Research goals: Modern compute platforms for machine learning are moving from single-core architecture towards heterogeneous multi-core area, which consists of richer datapath blocks, more complex memory hierarchies and more flexible interconnect. One example of such heterogeneous systems for AI application is KU Leuven’s Diana chip, which combines a RISC-V processor, a pure digital accelerator and an analog In-Memory Computing core. Though the hardware becomes more efficient, the increasing degree of design freedom and the complex interaction within multi-core systems make the run-time performance highly stochastic and no longer deterministic. To rapidly explore the system choices under different variation impacts, an uncertainty-aware design space exploration (DSE) framework is crucial to estimate the trade-off on the hardware level.
Gap in the SotA: State-of-the-art DSE frameworks are all based on deterministic cost models and overlook the uncertainties happening within a system, such as PVT variations, memory run-time conflict and diverse workload-dependent dataflow. These unrealistic assumptions create a discrepancy between the model estimation and the real chip performance, which prevents researchers from accurately understanding the impact of uncertainty on the hardware design.

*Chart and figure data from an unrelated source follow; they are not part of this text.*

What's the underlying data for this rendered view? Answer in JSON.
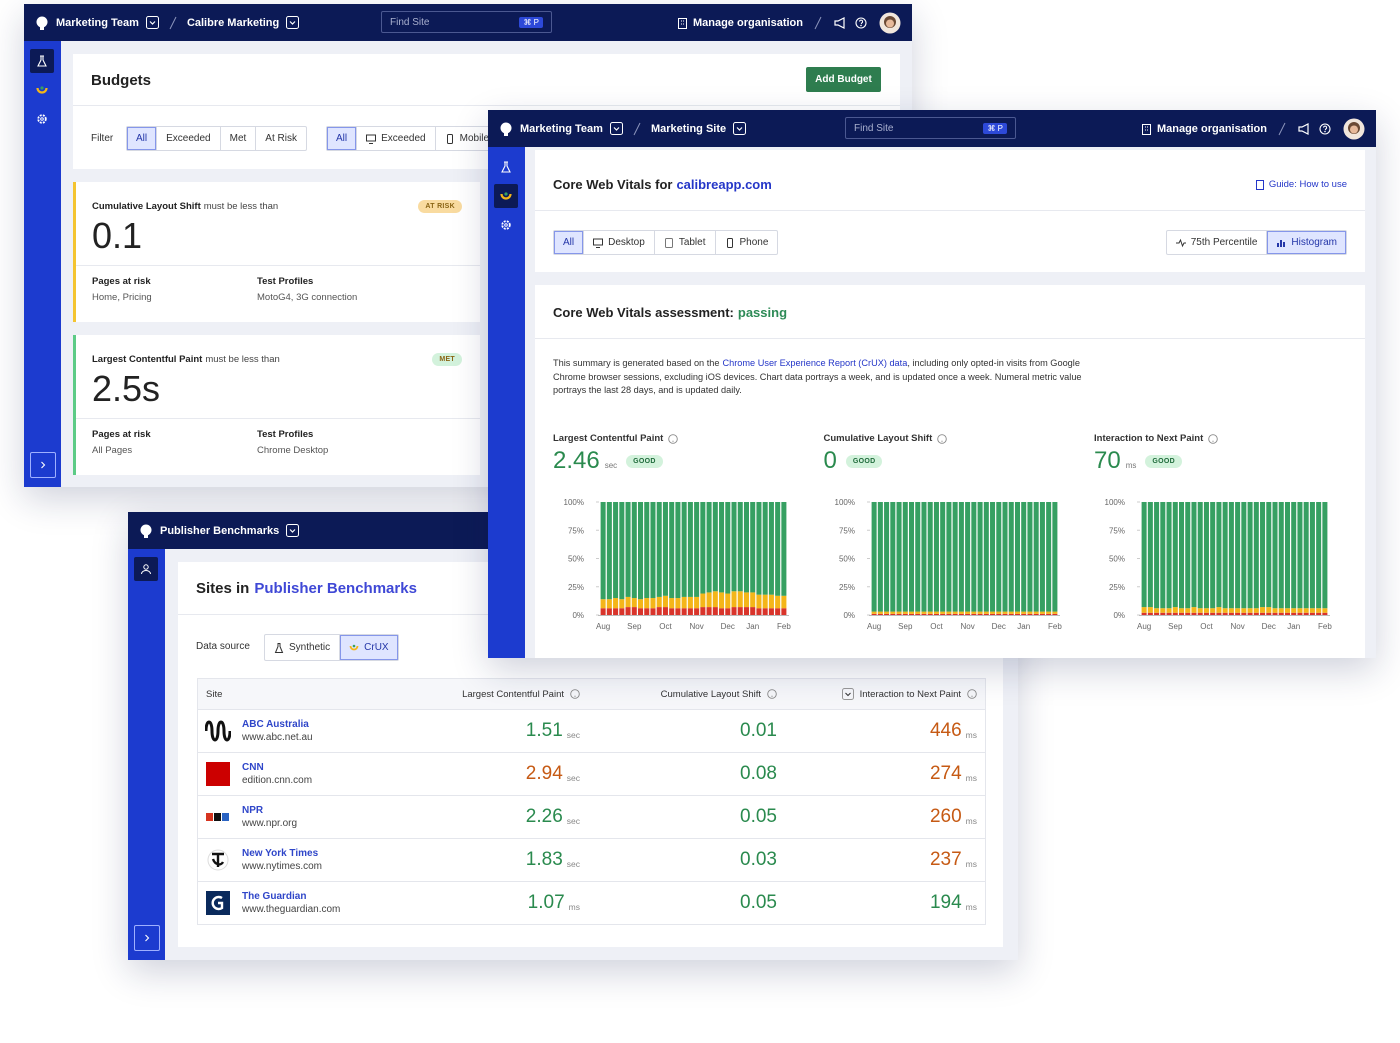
{
  "budgets_window": {
    "header": {
      "team": "Marketing Team",
      "site": "Calibre Marketing",
      "search": "Find Site",
      "shortcut": "⌘ P",
      "organisation": "Manage organisation"
    },
    "title": "Budgets",
    "add_button": "Add Budget",
    "filter_label": "Filter",
    "status_filters": [
      "All",
      "Exceeded",
      "Met",
      "At Risk"
    ],
    "device_filters": [
      "All",
      "Exceeded",
      "Mobile"
    ],
    "budgets": [
      {
        "metric": "Cumulative Layout Shift",
        "condition": "must be less than",
        "badge": "AT RISK",
        "badge_color": "#f9dba0",
        "accent": "#f4c430",
        "value": 0.1,
        "pages_label": "Pages at risk",
        "pages": "Home, Pricing",
        "profiles_label": "Test Profiles",
        "profiles": "MotoG4, 3G connection"
      },
      {
        "metric": "Largest Contentful Paint",
        "condition": "must be less than",
        "badge": "MET",
        "badge_color": "#d3f2dc",
        "accent": "#5ccb86",
        "value": "2.5s",
        "pages_label": "Pages at risk",
        "pages": "All Pages",
        "profiles_label": "Test Profiles",
        "profiles": "Chrome Desktop"
      }
    ]
  },
  "cwv_window": {
    "header": {
      "team": "Marketing Team",
      "site": "Marketing Site",
      "search": "Find Site",
      "shortcut": "⌘ P",
      "organisation": "Manage organisation"
    },
    "title_prefix": "Core Web Vitals for",
    "domain": "calibreapp.com",
    "guide": "Guide: How to use",
    "devices": [
      "All",
      "Desktop",
      "Tablet",
      "Phone"
    ],
    "views": [
      "75th Percentile",
      "Histogram"
    ],
    "assessment_prefix": "Core Web Vitals assessment:",
    "assessment": "passing",
    "summary_before": "This summary is generated based on the",
    "summary_link": "Chrome User Experience Report (CrUX) data",
    "summary_after": ", including only opted-in visits from Google Chrome browser sessions, excluding iOS devices. Chart data portrays a week, and is updated once a week. Numeral metric value portrays the last 28 days, and is updated daily.",
    "metrics": [
      {
        "name": "Largest Contentful Paint",
        "value": 2.46,
        "unit": "sec",
        "badge": "GOOD",
        "chart": {
          "type": "bar",
          "stacked": true,
          "categories": [
            "Aug",
            null,
            null,
            null,
            null,
            "Sep",
            null,
            null,
            null,
            null,
            "Oct",
            null,
            null,
            null,
            null,
            "Nov",
            null,
            null,
            null,
            null,
            "Dec",
            null,
            null,
            null,
            "Jan",
            null,
            null,
            null,
            null,
            "Feb"
          ],
          "series": [
            {
              "color": "#d9342b",
              "values": [
                6,
                6,
                6,
                6,
                7,
                7,
                6,
                6,
                6,
                7,
                7,
                6,
                6,
                6,
                6,
                6,
                7,
                7,
                7,
                6,
                6,
                7,
                7,
                7,
                7,
                6,
                6,
                6,
                6,
                6
              ]
            },
            {
              "color": "#f4b619",
              "values": [
                8,
                8,
                9,
                8,
                9,
                8,
                8,
                9,
                9,
                9,
                10,
                9,
                9,
                10,
                10,
                10,
                12,
                13,
                14,
                14,
                13,
                14,
                14,
                13,
                13,
                12,
                12,
                12,
                11,
                11
              ]
            },
            {
              "color": "#36a062",
              "values": [
                86,
                86,
                85,
                86,
                84,
                85,
                86,
                85,
                85,
                84,
                83,
                85,
                85,
                84,
                84,
                84,
                81,
                80,
                79,
                80,
                81,
                79,
                79,
                80,
                80,
                82,
                82,
                82,
                83,
                83
              ]
            }
          ],
          "ylim": [
            0,
            100
          ],
          "yticks": [
            {
              "value": 0,
              "label": "0%"
            },
            {
              "value": 25,
              "label": "25%"
            },
            {
              "value": 50,
              "label": "50%"
            },
            {
              "value": 75,
              "label": "75%"
            },
            {
              "value": 100,
              "label": "100%"
            }
          ]
        }
      },
      {
        "name": "Cumulative Layout Shift",
        "value": 0,
        "badge": "GOOD",
        "chart": {
          "type": "bar",
          "stacked": true,
          "categories": [
            "Aug",
            null,
            null,
            null,
            null,
            "Sep",
            null,
            null,
            null,
            null,
            "Oct",
            null,
            null,
            null,
            null,
            "Nov",
            null,
            null,
            null,
            null,
            "Dec",
            null,
            null,
            null,
            "Jan",
            null,
            null,
            null,
            null,
            "Feb"
          ],
          "series": [
            {
              "color": "#d9342b",
              "values": [
                1,
                1,
                1,
                1,
                1,
                1,
                1,
                1,
                1,
                1,
                1,
                1,
                1,
                1,
                1,
                1,
                1,
                1,
                1,
                1,
                1,
                1,
                1,
                1,
                1,
                1,
                1,
                1,
                1,
                1
              ]
            },
            {
              "color": "#f4b619",
              "values": [
                2,
                2,
                2,
                2,
                2,
                2,
                2,
                2,
                2,
                2,
                2,
                2,
                2,
                2,
                2,
                2,
                2,
                2,
                2,
                2,
                2,
                2,
                2,
                2,
                2,
                2,
                2,
                2,
                2,
                2
              ]
            },
            {
              "color": "#36a062",
              "values": [
                97,
                97,
                97,
                97,
                97,
                97,
                97,
                97,
                97,
                97,
                97,
                97,
                97,
                97,
                97,
                97,
                97,
                97,
                97,
                97,
                97,
                97,
                97,
                97,
                97,
                97,
                97,
                97,
                97,
                97
              ]
            }
          ],
          "ylim": [
            0,
            100
          ],
          "yticks": [
            {
              "value": 0,
              "label": "0%"
            },
            {
              "value": 25,
              "label": "25%"
            },
            {
              "value": 50,
              "label": "50%"
            },
            {
              "value": 75,
              "label": "75%"
            },
            {
              "value": 100,
              "label": "100%"
            }
          ]
        }
      },
      {
        "name": "Interaction to Next Paint",
        "value": 70,
        "unit": "ms",
        "badge": "GOOD",
        "chart": {
          "type": "bar",
          "stacked": true,
          "categories": [
            "Aug",
            null,
            null,
            null,
            null,
            "Sep",
            null,
            null,
            null,
            null,
            "Oct",
            null,
            null,
            null,
            null,
            "Nov",
            null,
            null,
            null,
            null,
            "Dec",
            null,
            null,
            null,
            "Jan",
            null,
            null,
            null,
            null,
            "Feb"
          ],
          "series": [
            {
              "color": "#d9342b",
              "values": [
                2,
                2,
                2,
                2,
                2,
                2,
                2,
                2,
                2,
                2,
                2,
                2,
                2,
                2,
                2,
                2,
                2,
                2,
                2,
                2,
                2,
                2,
                2,
                2,
                2,
                2,
                2,
                2,
                2,
                2
              ]
            },
            {
              "color": "#f4b619",
              "values": [
                5,
                5,
                4,
                4,
                4,
                5,
                4,
                4,
                5,
                4,
                4,
                4,
                5,
                4,
                4,
                4,
                4,
                4,
                4,
                5,
                5,
                4,
                4,
                4,
                4,
                4,
                4,
                4,
                4,
                4
              ]
            },
            {
              "color": "#36a062",
              "values": [
                93,
                93,
                94,
                94,
                94,
                93,
                94,
                94,
                93,
                94,
                94,
                94,
                93,
                94,
                94,
                94,
                94,
                94,
                94,
                93,
                93,
                94,
                94,
                94,
                94,
                94,
                94,
                94,
                94,
                94
              ]
            }
          ],
          "ylim": [
            0,
            100
          ],
          "yticks": [
            {
              "value": 0,
              "label": "0%"
            },
            {
              "value": 25,
              "label": "25%"
            },
            {
              "value": 50,
              "label": "50%"
            },
            {
              "value": 75,
              "label": "75%"
            },
            {
              "value": 100,
              "label": "100%"
            }
          ]
        }
      }
    ]
  },
  "publisher_window": {
    "header": {
      "team": "Publisher Benchmarks"
    },
    "title_prefix": "Sites in",
    "collection": "Publisher Benchmarks",
    "data_source_label": "Data source",
    "sources": [
      "Synthetic",
      "CrUX"
    ],
    "table": {
      "columns": [
        "Site",
        "Largest Contentful Paint",
        "Cumulative Layout Shift",
        "Interaction to Next Paint"
      ],
      "rows": [
        {
          "name": "ABC Australia",
          "url": "www.abc.net.au",
          "lcp": 1.51,
          "lcp_unit": "sec",
          "lcp_color": "#2a8a4e",
          "cls": 0.01,
          "cls_color": "#2a8a4e",
          "inp": 446,
          "inp_unit": "ms",
          "inp_color": "#c65a14"
        },
        {
          "name": "CNN",
          "url": "edition.cnn.com",
          "lcp": 2.94,
          "lcp_unit": "sec",
          "lcp_color": "#c65a14",
          "cls": 0.08,
          "cls_color": "#2a8a4e",
          "inp": 274,
          "inp_unit": "ms",
          "inp_color": "#c65a14"
        },
        {
          "name": "NPR",
          "url": "www.npr.org",
          "lcp": 2.26,
          "lcp_unit": "sec",
          "lcp_color": "#2a8a4e",
          "cls": 0.05,
          "cls_color": "#2a8a4e",
          "inp": 260,
          "inp_unit": "ms",
          "inp_color": "#c65a14"
        },
        {
          "name": "New York Times",
          "url": "www.nytimes.com",
          "lcp": 1.83,
          "lcp_unit": "sec",
          "lcp_color": "#2a8a4e",
          "cls": 0.03,
          "cls_color": "#2a8a4e",
          "inp": 237,
          "inp_unit": "ms",
          "inp_color": "#c65a14"
        },
        {
          "name": "The Guardian",
          "url": "www.theguardian.com",
          "lcp": 1.07,
          "lcp_unit": "ms",
          "lcp_color": "#2a8a4e",
          "cls": 0.05,
          "cls_color": "#2a8a4e",
          "inp": 194,
          "inp_unit": "ms",
          "inp_color": "#2a8a4e"
        }
      ]
    }
  }
}
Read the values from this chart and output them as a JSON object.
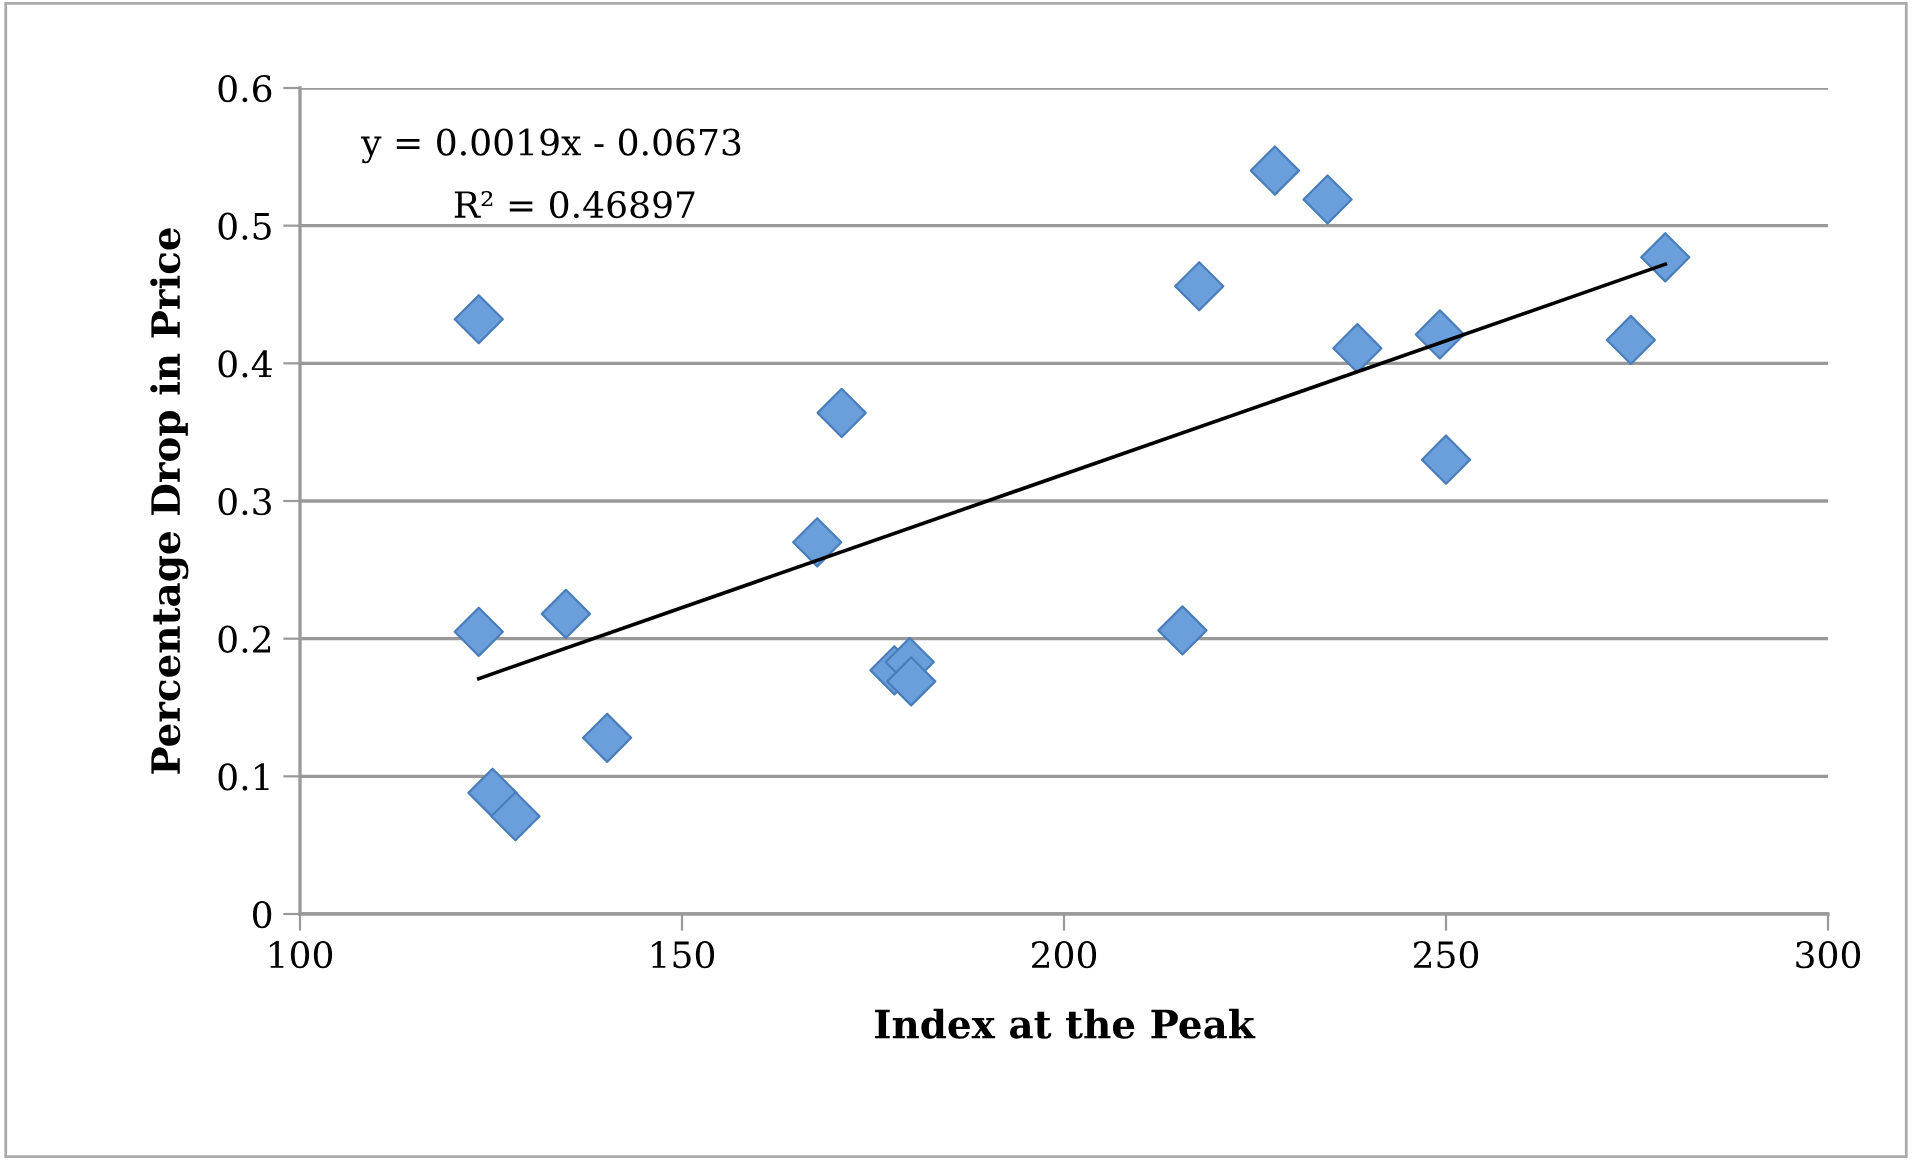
{
  "chart_data": {
    "type": "scatter",
    "xlabel": "Index at the Peak",
    "ylabel": "Percentage Drop in Price",
    "xlim": [
      100,
      300
    ],
    "xticks": [
      100,
      150,
      200,
      250,
      300
    ],
    "ylim": [
      0,
      0.6
    ],
    "yticks": [
      0,
      0.1,
      0.2,
      0.3,
      0.4,
      0.5,
      0.6
    ],
    "grid": "y",
    "marker": "diamond",
    "series": [
      {
        "color": "#6a9fdc",
        "x": [
          123.4,
          170.9,
          167.7,
          123.4,
          134.8,
          140.2,
          125.2,
          128.2,
          177.8,
          179.8,
          180.0,
          227.6,
          234.5,
          217.7,
          278.7,
          238.4,
          249.2,
          274.2,
          250.0,
          215.5
        ],
        "values": [
          0.432,
          0.364,
          0.27,
          0.205,
          0.218,
          0.128,
          0.088,
          0.071,
          0.177,
          0.183,
          0.169,
          0.54,
          0.519,
          0.456,
          0.477,
          0.411,
          0.421,
          0.417,
          0.33,
          0.206
        ]
      },
      {
        "type": "line",
        "marker": "none",
        "color": "#000000",
        "x": [
          123.4,
          278.7
        ],
        "values": [
          0.171,
          0.472
        ]
      }
    ],
    "annotations": [
      "y = 0.0019x - 0.0673",
      "R² = 0.46897"
    ]
  }
}
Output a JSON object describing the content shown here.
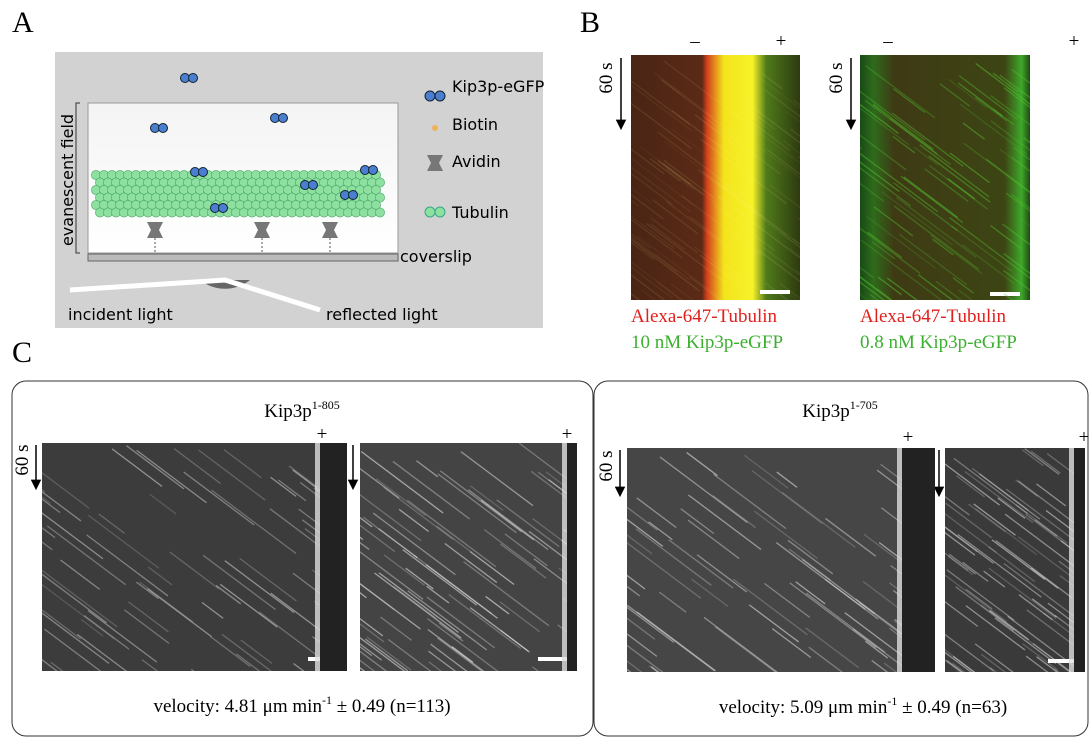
{
  "panels": {
    "a": {
      "label": "A",
      "legend": [
        "Kip3p-eGFP",
        "Biotin",
        "Avidin",
        "Tubulin"
      ],
      "evanescent_label": "evanescent field",
      "coverslip_label": "coverslip",
      "incident_label": "incident light",
      "reflected_label": "reflected light"
    },
    "b": {
      "label": "B",
      "kymographs": [
        {
          "minus": "–",
          "plus": "+",
          "time": "60 s",
          "line1": "Alexa-647-Tubulin",
          "line2": "10 nM Kip3p-eGFP"
        },
        {
          "minus": "–",
          "plus": "+",
          "time": "60 s",
          "line1": "Alexa-647-Tubulin",
          "line2": "0.8 nM Kip3p-eGFP"
        }
      ]
    },
    "c": {
      "label": "C",
      "groups": [
        {
          "name": "Kip3p",
          "superscript": "1-805",
          "plus_signs": [
            "+",
            "+"
          ],
          "time": "60 s",
          "velocity_prefix": "velocity: 4.81 μm min",
          "velocity_exponent": "-1",
          "velocity_suffix": " ± 0.49 (n=113)"
        },
        {
          "name": "Kip3p",
          "superscript": "1-705",
          "plus_signs": [
            "+",
            "+"
          ],
          "time": "60 s",
          "velocity_prefix": "velocity: 5.09 μm min",
          "velocity_exponent": "-1",
          "velocity_suffix": " ± 0.49 (n=63)"
        }
      ]
    }
  }
}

Result: The project firstly evaluates the impact of sparsity uncertainty on the system behavior and performance. By constructing the covariance depedence across different AI accelerator layers and inferences, the sparsity distribution can be accurately extracted through a small sampling set. Based on the developed analytical and stochastical model, the hardware performance and the sparsity uncertainty are linked accurately. Case studies show the performance variation can be up to 50% per layer and 12% per inference.